If you are not internalising what you are reading, if your reading and learning is not shaping and changing your worldview, and you are not using your learning to make sense of the world around you, you are not learning. This is true for almost all academic disciplines but it is especially true for the social sciences.
When you go to buy cloth for shalwar kameez and the retailer tells you that you have to buy a three-piece set of shalwar kameez and dupatta and you do not think of bundling and what the retailer is trying to do, you are not using the concept of price elasticity, taught in every introductory microeconomics course, very well.
When schools insist that your child has to buy her uniform, books and stationery from the school and not from any shop, you should be able to see parallels and differences with the shalwar kameez example quite clearly.
When you see a bottle of water that you get for Rs60 from a store priced at Rs250 at a restaurant and you do not think of similarities and differences with the school example above, there is a problem.
I could go on at length, but the examples here should be enough to support the more general point I am trying to make: book and class learning has to connect to the world you live in. It has to shape how you look at the world, and it has to impact the categories and concepts that you use to make sense of your world. If they do not, you are not learning, you are not getting knowledge, and you are not growing.
The problem here is not just for the students and from the students’ side, it is from and for the teachers too. Most of the teachers in the system, both school and university level, have gone through learning in more or less the same way as their students are doing today.
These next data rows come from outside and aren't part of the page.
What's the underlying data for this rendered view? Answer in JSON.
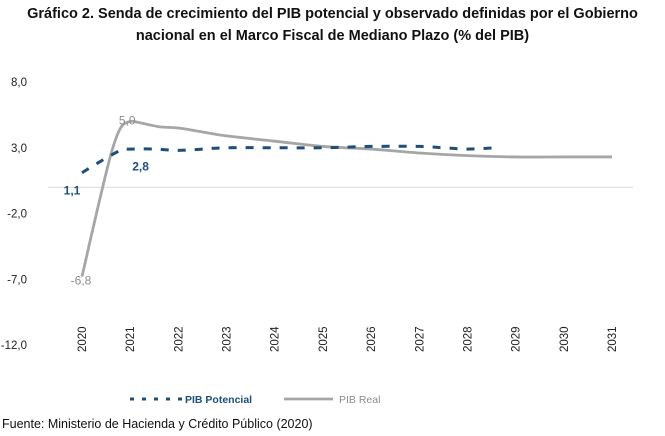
{
  "chart_data": {
    "type": "line",
    "title_line1": "Gráfico 2. Senda de crecimiento del PIB potencial y observado definidas por el Gobierno",
    "title_line2": "nacional en el Marco Fiscal de Mediano Plazo (% del PIB)",
    "xlabel": "",
    "ylabel": "",
    "ylim": [
      -12,
      8
    ],
    "yticks": [
      8,
      3,
      -2,
      -7,
      -12
    ],
    "ytick_labels": [
      "8,0",
      "3,0",
      "-2,0",
      "-7,0",
      "-12,0"
    ],
    "categories": [
      "2020",
      "2021",
      "2022",
      "2023",
      "2024",
      "2025",
      "2026",
      "2027",
      "2028",
      "2029",
      "2030",
      "2031"
    ],
    "xlim": [
      2020,
      2031
    ],
    "series": [
      {
        "name": "PIB Potencial",
        "color": "#1f4e79",
        "style": "dashed",
        "x": [
          2020,
          2020.4,
          2020.8,
          2021,
          2021.5,
          2022,
          2022.5,
          2023,
          2024,
          2025,
          2026,
          2027,
          2027.5,
          2028,
          2028.6
        ],
        "values": [
          1.1,
          2.0,
          2.8,
          2.9,
          2.9,
          2.8,
          2.9,
          3.0,
          3.0,
          3.0,
          3.1,
          3.1,
          3.0,
          2.9,
          3.0
        ]
      },
      {
        "name": "PIB Real",
        "color": "#a6a6a6",
        "style": "solid",
        "x": [
          2020,
          2020.3,
          2020.6,
          2020.8,
          2021,
          2021.2,
          2021.6,
          2022,
          2022.5,
          2023,
          2024,
          2025,
          2026,
          2027,
          2028,
          2029,
          2030,
          2031
        ],
        "values": [
          -6.8,
          -2.0,
          2.5,
          4.5,
          5.0,
          4.9,
          4.6,
          4.5,
          4.2,
          3.9,
          3.5,
          3.1,
          2.9,
          2.6,
          2.4,
          2.3,
          2.3,
          2.3
        ]
      }
    ],
    "data_labels": [
      {
        "series": "PIB Potencial",
        "x": 2020,
        "y": 1.1,
        "text": "1,1"
      },
      {
        "series": "PIB Potencial",
        "x": 2020.8,
        "y": 2.8,
        "text": "2,8"
      },
      {
        "series": "PIB Real",
        "x": 2021,
        "y": 5.0,
        "text": "5,0"
      },
      {
        "series": "PIB Real",
        "x": 2020,
        "y": -6.8,
        "text": "-6,8"
      }
    ],
    "legend": {
      "placement": "bottom",
      "entries": [
        "PIB Potencial",
        "PIB Real"
      ]
    },
    "grid": false,
    "zero_line_color": "#d9d9d9"
  },
  "source": "Fuente: Ministerio de Hacienda y Crédito Público (2020)"
}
They too, when teaching, are not able to connect the learning they are trying to impart to their students to the world around them. This is definitely a big problem.
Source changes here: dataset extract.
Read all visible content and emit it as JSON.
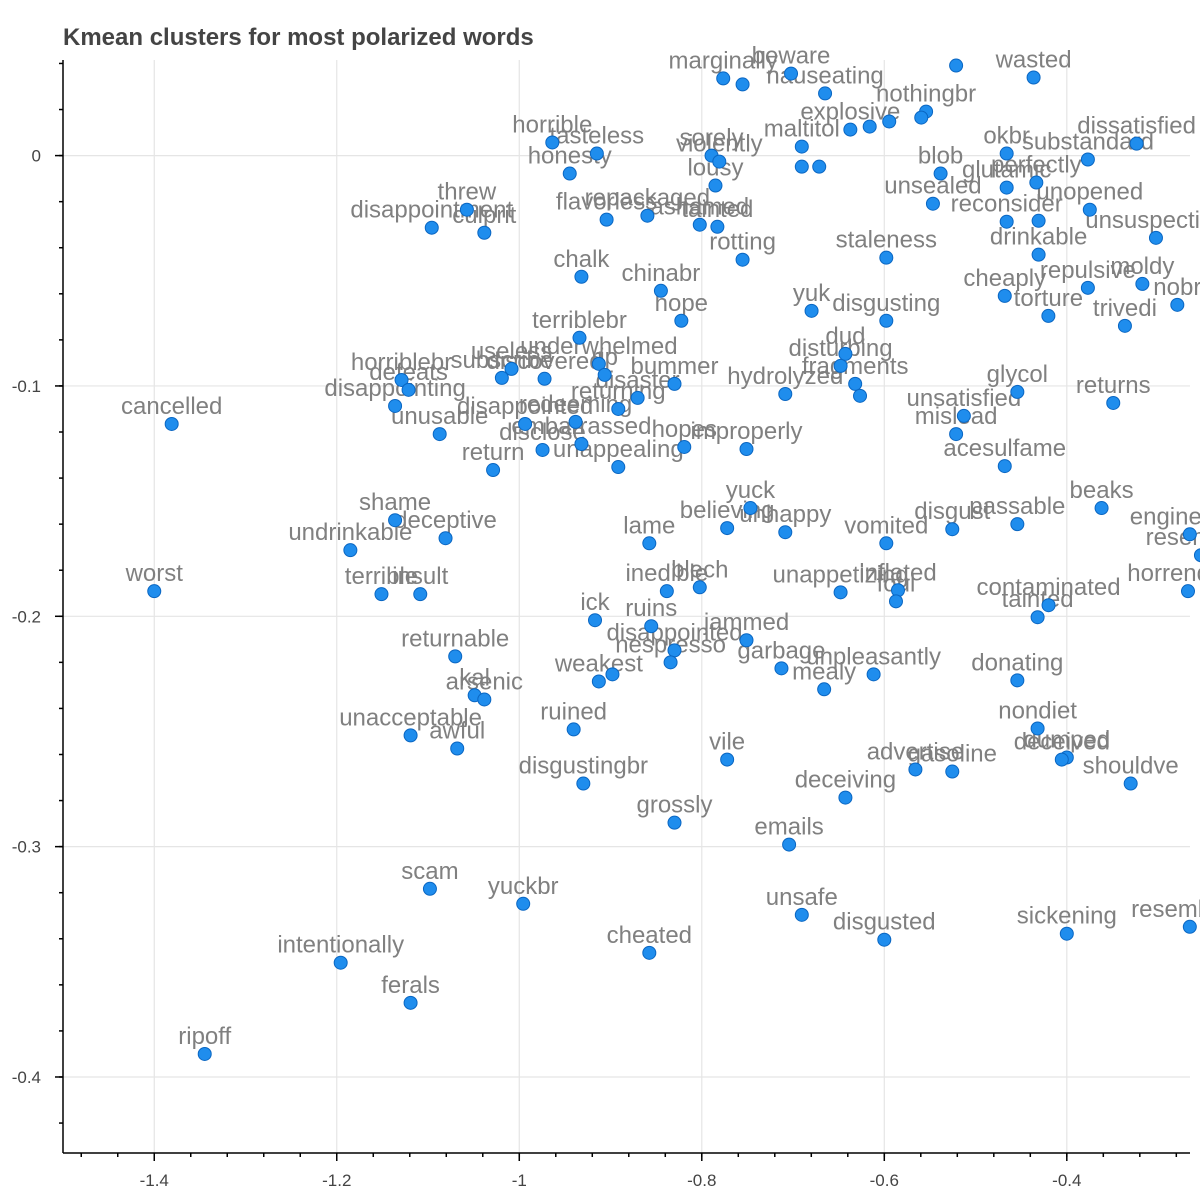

I have had the privilege and honour of being taught by some great teachers. But, I have also had teachers who just did not know their subject and/or did not know how to teach. They relied on notes they had made many years ago: in some cases the paper on which they had made their notes had become yellow and turned quite brittle with age. They did not make the subject come alive by giving relevant examples, did not encourage questioning and/or class-discussions and did not make the effort to provide frameworks that would facilitate development of cross-concept and cross-reading connections.
Given that the majority of the teachers in the system have content knowledge and/or pedagogy issues, students have to take on a greater burden of ensuring they are able to get more out of their education than they currently are. They have to put in the extra effort to try and connect what they are learning with what goes on around them.
If you have come through the schooling and university system that has been rewarding rote learning and the regurgitation of facts and you continue to have teachers who encourage that behaviour, it will be hard to break the habit. But it is important to do so. You will need to consciously redesign how you learn. You will need to explicitly connect your learning to examples, try to come up with some of your own, and use your learning explicitly to interpret the world around you. As you get more adept at doing all this, the older habits will get weaker. But the effort to challenge the older way of learning, using rote, will need to be persistently practised before older habits will start weakening. This is not an easy task to do nor is it a quick one. However, given where most of us are coming from, it is important to consciously reflect on our learning process and to try to improve it.
The writer is a senior research fellow at the Institute of Development and Economic Alternatives and an associate professor of economics at Lums, Lahore.